Anti-IL-17A (50 μg/100 μl) IgG was injected into the tail vein of BALB/c mice at 24 h before S. agalactiae challenge or 6 h after infection. Mice were injected with an equal amount of PBS as a negative control group. Mice were infected intraperitoneally with a 1 × 10⁸ CFU dose of S. agalactiae. At 2 days post-infection, the mice were sacrificed, and their lungs, livers, spleen and kidneys were harvested and homogenized for the determination of the CFUs in the bacterial load. Data shown are from n = 5 independent animals. Each symbol represents one mouse. Horizontal line indicates median. Significant differences are indicated by * (p < 0.05), ** (p < 0.01) and *** (p < 0.001).

Fig. 8. IL-17A treatments caused a significant decrease in the bacterial colonization of mouse bodies.

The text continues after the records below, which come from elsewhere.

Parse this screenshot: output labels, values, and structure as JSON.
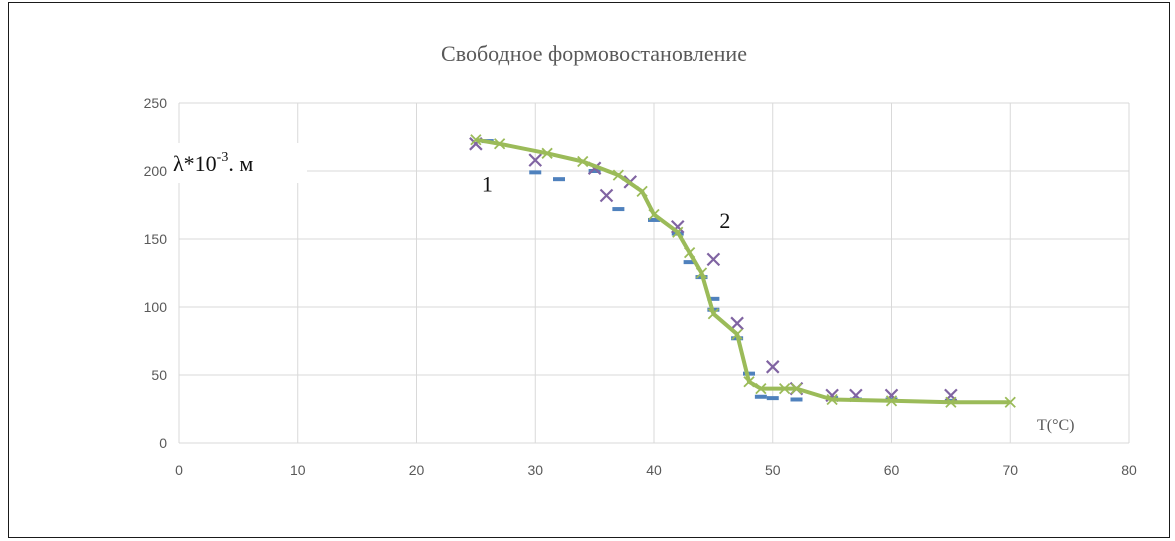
{
  "chart_data": {
    "type": "line",
    "title": "Свободное формовостановление",
    "ylabel": "λ*10-3, м",
    "ylabel_base": "λ*10",
    "ylabel_exp": "-3",
    "ylabel_unit": ". м",
    "xlabel": "T(°C)",
    "xlim": [
      0,
      80
    ],
    "ylim": [
      0,
      250
    ],
    "x_ticks": [
      "0",
      "10",
      "20",
      "30",
      "40",
      "50",
      "60",
      "70",
      "80"
    ],
    "y_ticks": [
      "0",
      "50",
      "100",
      "150",
      "200",
      "250"
    ],
    "grid": true,
    "curve_labels": [
      {
        "text": "1",
        "x": 25.5,
        "y": 185
      },
      {
        "text": "2",
        "x": 45.5,
        "y": 158
      }
    ],
    "series": [
      {
        "marker": "dash",
        "color": "#4f81bd",
        "points": [
          [
            26,
            222
          ],
          [
            30,
            199
          ],
          [
            32,
            194
          ],
          [
            35,
            200
          ],
          [
            37,
            172
          ],
          [
            40,
            164
          ],
          [
            42,
            154
          ],
          [
            43,
            133
          ],
          [
            44,
            122
          ],
          [
            45,
            106
          ],
          [
            45,
            98
          ],
          [
            47,
            77
          ],
          [
            48,
            51
          ],
          [
            49,
            34
          ],
          [
            50,
            33
          ],
          [
            52,
            32
          ],
          [
            55,
            33
          ],
          [
            57,
            32
          ],
          [
            60,
            32
          ],
          [
            65,
            31
          ]
        ]
      },
      {
        "marker": "cross",
        "color": "#8064a2",
        "points": [
          [
            25,
            220
          ],
          [
            30,
            208
          ],
          [
            35,
            202
          ],
          [
            36,
            182
          ],
          [
            38,
            192
          ],
          [
            42,
            159
          ],
          [
            45,
            135
          ],
          [
            47,
            88
          ],
          [
            50,
            56
          ],
          [
            52,
            40
          ],
          [
            55,
            35
          ],
          [
            57,
            35
          ],
          [
            60,
            35
          ],
          [
            65,
            35
          ]
        ]
      },
      {
        "marker": "x",
        "color": "#9bbb59",
        "points": [
          [
            25,
            223
          ],
          [
            27,
            220
          ],
          [
            31,
            213
          ],
          [
            34,
            207
          ],
          [
            37,
            197
          ],
          [
            39,
            185
          ],
          [
            40,
            168
          ],
          [
            42,
            155
          ],
          [
            43,
            140
          ],
          [
            44,
            125
          ],
          [
            45,
            95
          ],
          [
            47,
            80
          ],
          [
            48,
            45
          ],
          [
            49,
            40
          ],
          [
            51,
            40
          ],
          [
            52,
            40
          ],
          [
            55,
            32
          ],
          [
            60,
            31
          ],
          [
            65,
            30
          ],
          [
            70,
            30
          ]
        ]
      }
    ]
  }
}
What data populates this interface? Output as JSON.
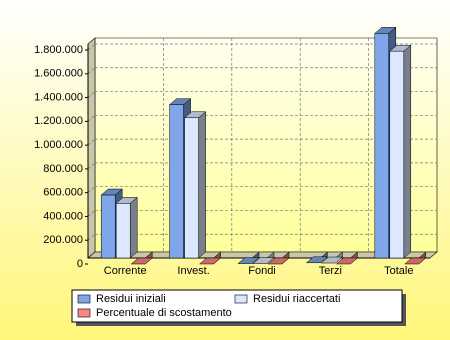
{
  "chart_data": {
    "type": "bar3d",
    "categories": [
      "Corrente",
      "Invest.",
      "Fondi",
      "Terzi",
      "Totale"
    ],
    "series": [
      {
        "name": "Residui iniziali",
        "color": "#7ea6e8",
        "values": [
          580000,
          1340000,
          3000,
          10000,
          1940000
        ]
      },
      {
        "name": "Residui riaccertati",
        "color": "#dbe8ff",
        "values": [
          510000,
          1230000,
          3000,
          8000,
          1790000
        ]
      },
      {
        "name": "Percentuale di scostamento",
        "color": "#ff8585",
        "values": [
          9,
          8,
          0,
          20,
          7
        ]
      }
    ],
    "ylim": [
      0,
      1800000
    ],
    "yticks": [
      0,
      {
        "value": 200000,
        "label": "200.000"
      },
      {
        "value": 400000,
        "label": "400.000"
      },
      {
        "value": 600000,
        "label": "600.000"
      },
      {
        "value": 800000,
        "label": "800.000"
      },
      {
        "value": 1000000,
        "label": "1.000.000"
      },
      {
        "value": 1200000,
        "label": "1.200.000"
      },
      {
        "value": 1400000,
        "label": "1.400.000"
      },
      {
        "value": 1600000,
        "label": "1.600.000"
      },
      {
        "value": 1800000,
        "label": "1.800.000"
      }
    ],
    "grid": true
  }
}
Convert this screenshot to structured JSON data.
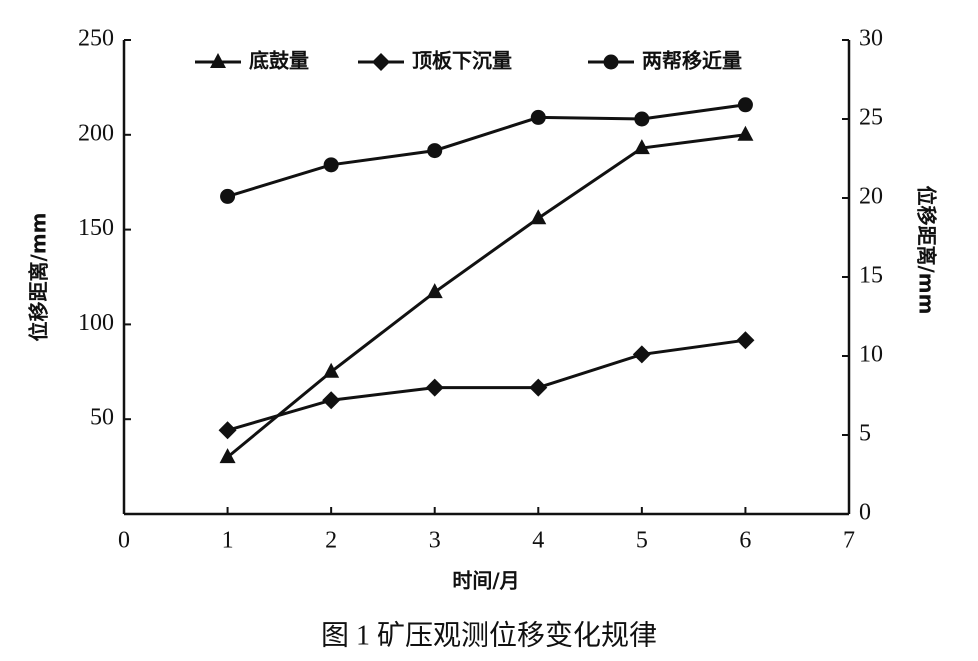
{
  "chart_data": {
    "type": "line",
    "x_label": "时间/月",
    "y_label": "位移距离/mm",
    "y2_label": "位移距离/mm",
    "caption": "图 1 矿压观测位移变化规律",
    "x": [
      1,
      2,
      3,
      4,
      5,
      6
    ],
    "xlim": [
      0,
      7
    ],
    "xticks": [
      0,
      1,
      2,
      3,
      4,
      5,
      6,
      7
    ],
    "ylim": [
      0,
      250
    ],
    "yticks": [
      50,
      100,
      150,
      200,
      250
    ],
    "y2lim": [
      0,
      30
    ],
    "y2ticks": [
      0,
      5,
      10,
      15,
      20,
      25,
      30
    ],
    "legend": "top",
    "series": [
      {
        "name": "底鼓量",
        "color": "#111111",
        "marker": "triangle",
        "values": [
          30,
          75,
          117,
          156,
          193,
          200
        ]
      },
      {
        "name": "顶板下沉量",
        "color": "#111111",
        "marker": "diamond",
        "axis": "y2",
        "values": [
          5.3,
          7.2,
          8.0,
          8.0,
          10.1,
          11.0
        ]
      },
      {
        "name": "两帮移近量",
        "color": "#111111",
        "marker": "circle",
        "axis": "y2",
        "values": [
          20.1,
          22.1,
          23.0,
          25.1,
          25.0,
          25.9
        ]
      }
    ]
  }
}
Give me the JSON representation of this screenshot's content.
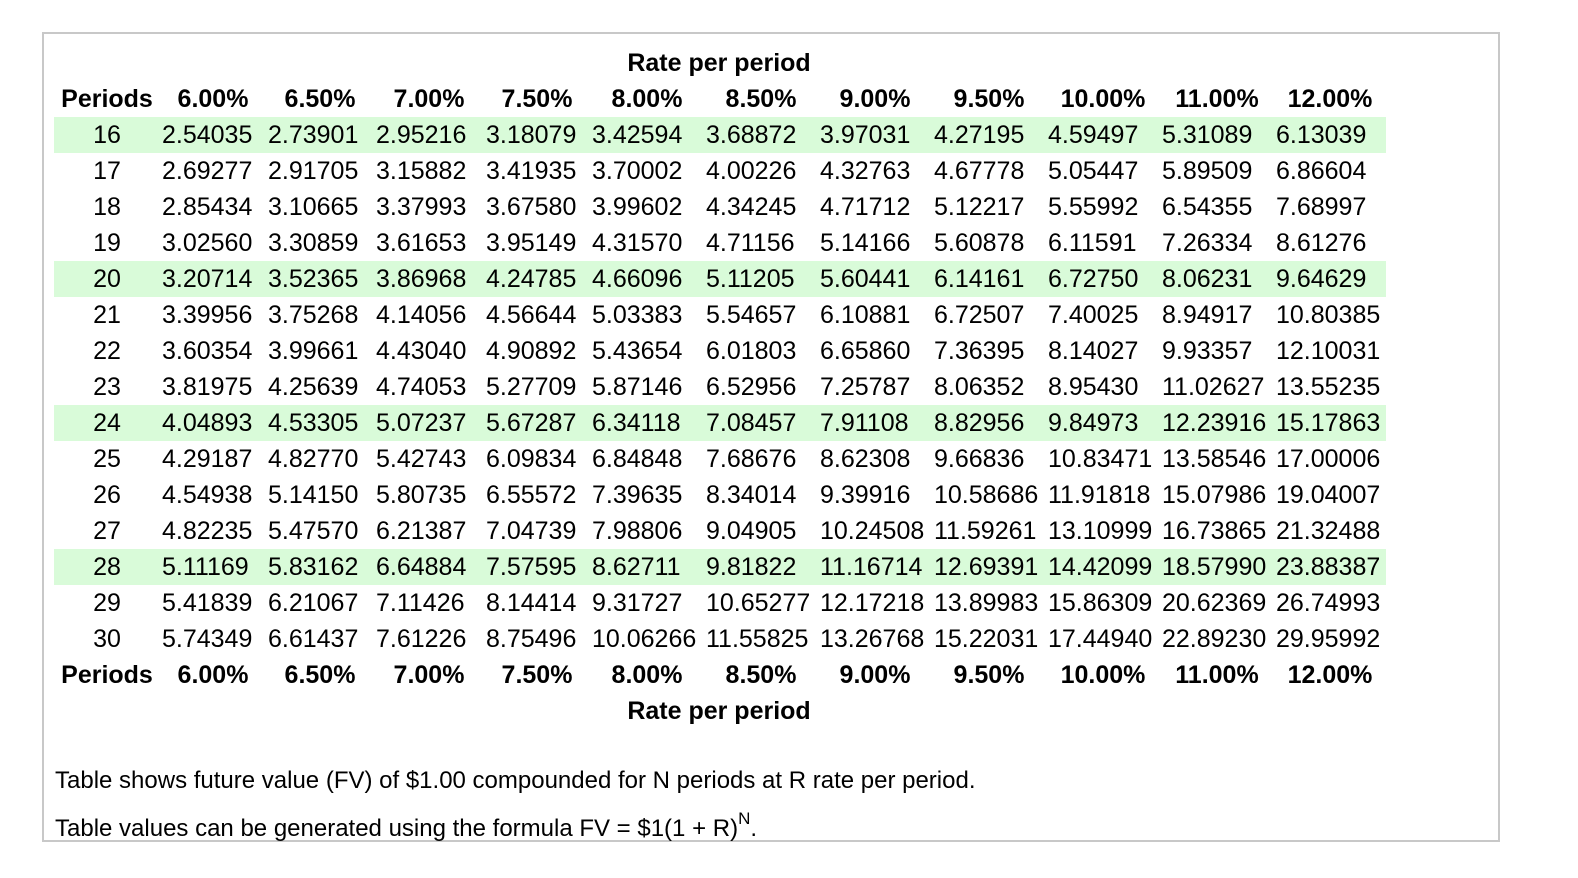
{
  "rate_heading_top": "Rate per period",
  "rate_heading_bottom": "Rate per period",
  "header_periods": "Periods",
  "rates": [
    "6.00%",
    "6.50%",
    "7.00%",
    "7.50%",
    "8.00%",
    "8.50%",
    "9.00%",
    "9.50%",
    "10.00%",
    "11.00%",
    "12.00%"
  ],
  "highlight_color": "#d9fbd9",
  "rows": [
    {
      "period": "16",
      "highlight": true,
      "values": [
        "2.54035",
        "2.73901",
        "2.95216",
        "3.18079",
        "3.42594",
        "3.68872",
        "3.97031",
        "4.27195",
        "4.59497",
        "5.31089",
        "6.13039"
      ]
    },
    {
      "period": "17",
      "highlight": false,
      "values": [
        "2.69277",
        "2.91705",
        "3.15882",
        "3.41935",
        "3.70002",
        "4.00226",
        "4.32763",
        "4.67778",
        "5.05447",
        "5.89509",
        "6.86604"
      ]
    },
    {
      "period": "18",
      "highlight": false,
      "values": [
        "2.85434",
        "3.10665",
        "3.37993",
        "3.67580",
        "3.99602",
        "4.34245",
        "4.71712",
        "5.12217",
        "5.55992",
        "6.54355",
        "7.68997"
      ]
    },
    {
      "period": "19",
      "highlight": false,
      "values": [
        "3.02560",
        "3.30859",
        "3.61653",
        "3.95149",
        "4.31570",
        "4.71156",
        "5.14166",
        "5.60878",
        "6.11591",
        "7.26334",
        "8.61276"
      ]
    },
    {
      "period": "20",
      "highlight": true,
      "values": [
        "3.20714",
        "3.52365",
        "3.86968",
        "4.24785",
        "4.66096",
        "5.11205",
        "5.60441",
        "6.14161",
        "6.72750",
        "8.06231",
        "9.64629"
      ]
    },
    {
      "period": "21",
      "highlight": false,
      "values": [
        "3.39956",
        "3.75268",
        "4.14056",
        "4.56644",
        "5.03383",
        "5.54657",
        "6.10881",
        "6.72507",
        "7.40025",
        "8.94917",
        "10.80385"
      ]
    },
    {
      "period": "22",
      "highlight": false,
      "values": [
        "3.60354",
        "3.99661",
        "4.43040",
        "4.90892",
        "5.43654",
        "6.01803",
        "6.65860",
        "7.36395",
        "8.14027",
        "9.93357",
        "12.10031"
      ]
    },
    {
      "period": "23",
      "highlight": false,
      "values": [
        "3.81975",
        "4.25639",
        "4.74053",
        "5.27709",
        "5.87146",
        "6.52956",
        "7.25787",
        "8.06352",
        "8.95430",
        "11.02627",
        "13.55235"
      ]
    },
    {
      "period": "24",
      "highlight": true,
      "values": [
        "4.04893",
        "4.53305",
        "5.07237",
        "5.67287",
        "6.34118",
        "7.08457",
        "7.91108",
        "8.82956",
        "9.84973",
        "12.23916",
        "15.17863"
      ]
    },
    {
      "period": "25",
      "highlight": false,
      "values": [
        "4.29187",
        "4.82770",
        "5.42743",
        "6.09834",
        "6.84848",
        "7.68676",
        "8.62308",
        "9.66836",
        "10.83471",
        "13.58546",
        "17.00006"
      ]
    },
    {
      "period": "26",
      "highlight": false,
      "values": [
        "4.54938",
        "5.14150",
        "5.80735",
        "6.55572",
        "7.39635",
        "8.34014",
        "9.39916",
        "10.58686",
        "11.91818",
        "15.07986",
        "19.04007"
      ]
    },
    {
      "period": "27",
      "highlight": false,
      "values": [
        "4.82235",
        "5.47570",
        "6.21387",
        "7.04739",
        "7.98806",
        "9.04905",
        "10.24508",
        "11.59261",
        "13.10999",
        "16.73865",
        "21.32488"
      ]
    },
    {
      "period": "28",
      "highlight": true,
      "values": [
        "5.11169",
        "5.83162",
        "6.64884",
        "7.57595",
        "8.62711",
        "9.81822",
        "11.16714",
        "12.69391",
        "14.42099",
        "18.57990",
        "23.88387"
      ]
    },
    {
      "period": "29",
      "highlight": false,
      "values": [
        "5.41839",
        "6.21067",
        "7.11426",
        "8.14414",
        "9.31727",
        "10.65277",
        "12.17218",
        "13.89983",
        "15.86309",
        "20.62369",
        "26.74993"
      ]
    },
    {
      "period": "30",
      "highlight": false,
      "values": [
        "5.74349",
        "6.61437",
        "7.61226",
        "8.75496",
        "10.06266",
        "11.55825",
        "13.26768",
        "15.22031",
        "17.44940",
        "22.89230",
        "29.95992"
      ]
    }
  ],
  "notes": {
    "line1": "Table shows future value (FV) of $1.00 compounded for N periods at R rate per period.",
    "line2_prefix": "Table values can be generated using the formula FV = $1(1 + R)",
    "line2_exponent": "N",
    "line2_suffix": "."
  }
}
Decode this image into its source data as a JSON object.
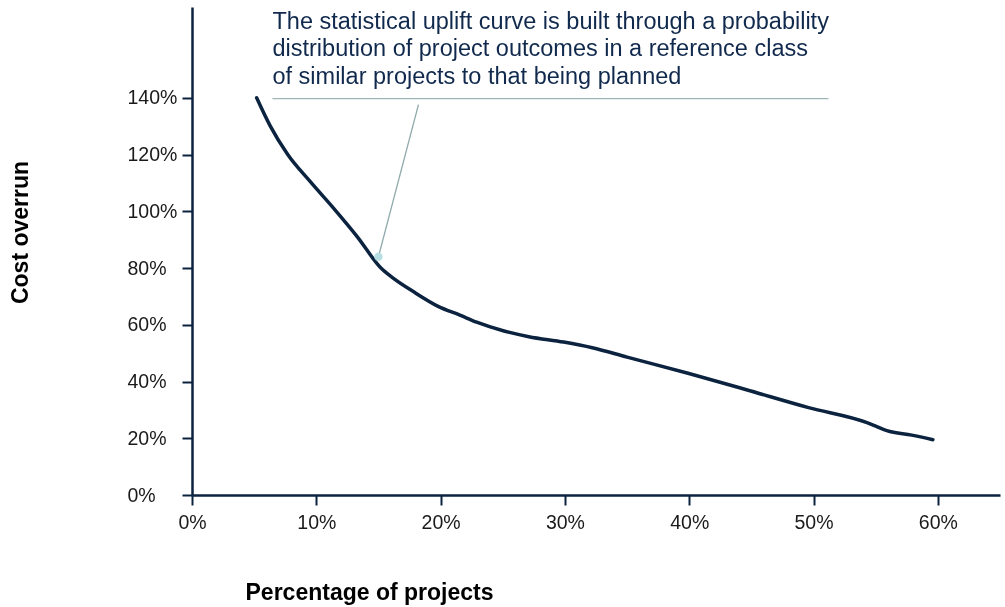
{
  "chart_data": {
    "type": "line",
    "xlabel": "Percentage of projects",
    "ylabel": "Cost overrun",
    "x": [
      5.2,
      6.3,
      7.7,
      9.5,
      11.5,
      13.3,
      15.2,
      16.1,
      17.8,
      19.8,
      21.6,
      22.9,
      25.1,
      27.1,
      29.9,
      32.2,
      35.0,
      39.9,
      44.6,
      49.6,
      54.3,
      55.0,
      55.9,
      57.9,
      59.6
    ],
    "series": [
      {
        "color": "#0c2340",
        "values": [
          140,
          130,
          120,
          110.5,
          100.5,
          91,
          80,
          76.7,
          71.7,
          66.5,
          63.3,
          60.9,
          57.8,
          55.8,
          53.9,
          51.9,
          48.6,
          42.9,
          37.1,
          30.8,
          25.5,
          24.3,
          22.7,
          21.1,
          19.5
        ]
      }
    ],
    "xlim": [
      0,
      65
    ],
    "ylim": [
      0,
      172
    ],
    "xticks": [
      {
        "value": 0,
        "label": "0%"
      },
      {
        "value": 10,
        "label": "10%"
      },
      {
        "value": 20,
        "label": "20%"
      },
      {
        "value": 30,
        "label": "30%"
      },
      {
        "value": 40,
        "label": "40%"
      },
      {
        "value": 50,
        "label": "50%"
      },
      {
        "value": 60,
        "label": "60%"
      }
    ],
    "yticks": [
      {
        "value": 0,
        "label": "0%"
      },
      {
        "value": 20,
        "label": "20%"
      },
      {
        "value": 40,
        "label": "40%"
      },
      {
        "value": 60,
        "label": "60%"
      },
      {
        "value": 80,
        "label": "80%"
      },
      {
        "value": 100,
        "label": "100%"
      },
      {
        "value": 120,
        "label": "120%"
      },
      {
        "value": 140,
        "label": "140%"
      }
    ],
    "annotations": [
      {
        "text": "The statistical uplift curve is built through a probability\ndistribution of project outcomes in a reference class\nof similar projects to that being planned",
        "x": 15,
        "y": 84
      }
    ],
    "grid": false,
    "line_style": "solid"
  }
}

rIL-17A (1 μg/100 μl) was injected into the tail veins of BALB/c mice at 24 h before S. agalactiae (1 × 10⁸ CFU) infection or 6 h after infection. Mice were injected with an equal amount of PBS as a negative control group. The method of calculating bacterial colonization of the organs was described above. Data shown are from n = 5 independent animals. Each symbol represents one mouse. Horizontal line indicates median. Asterisks indicate significant differences between vaccinated and control mice. Significant differences are indicated by * (p < 0.05), ** (p < 0.01) and *** (p < 0.001).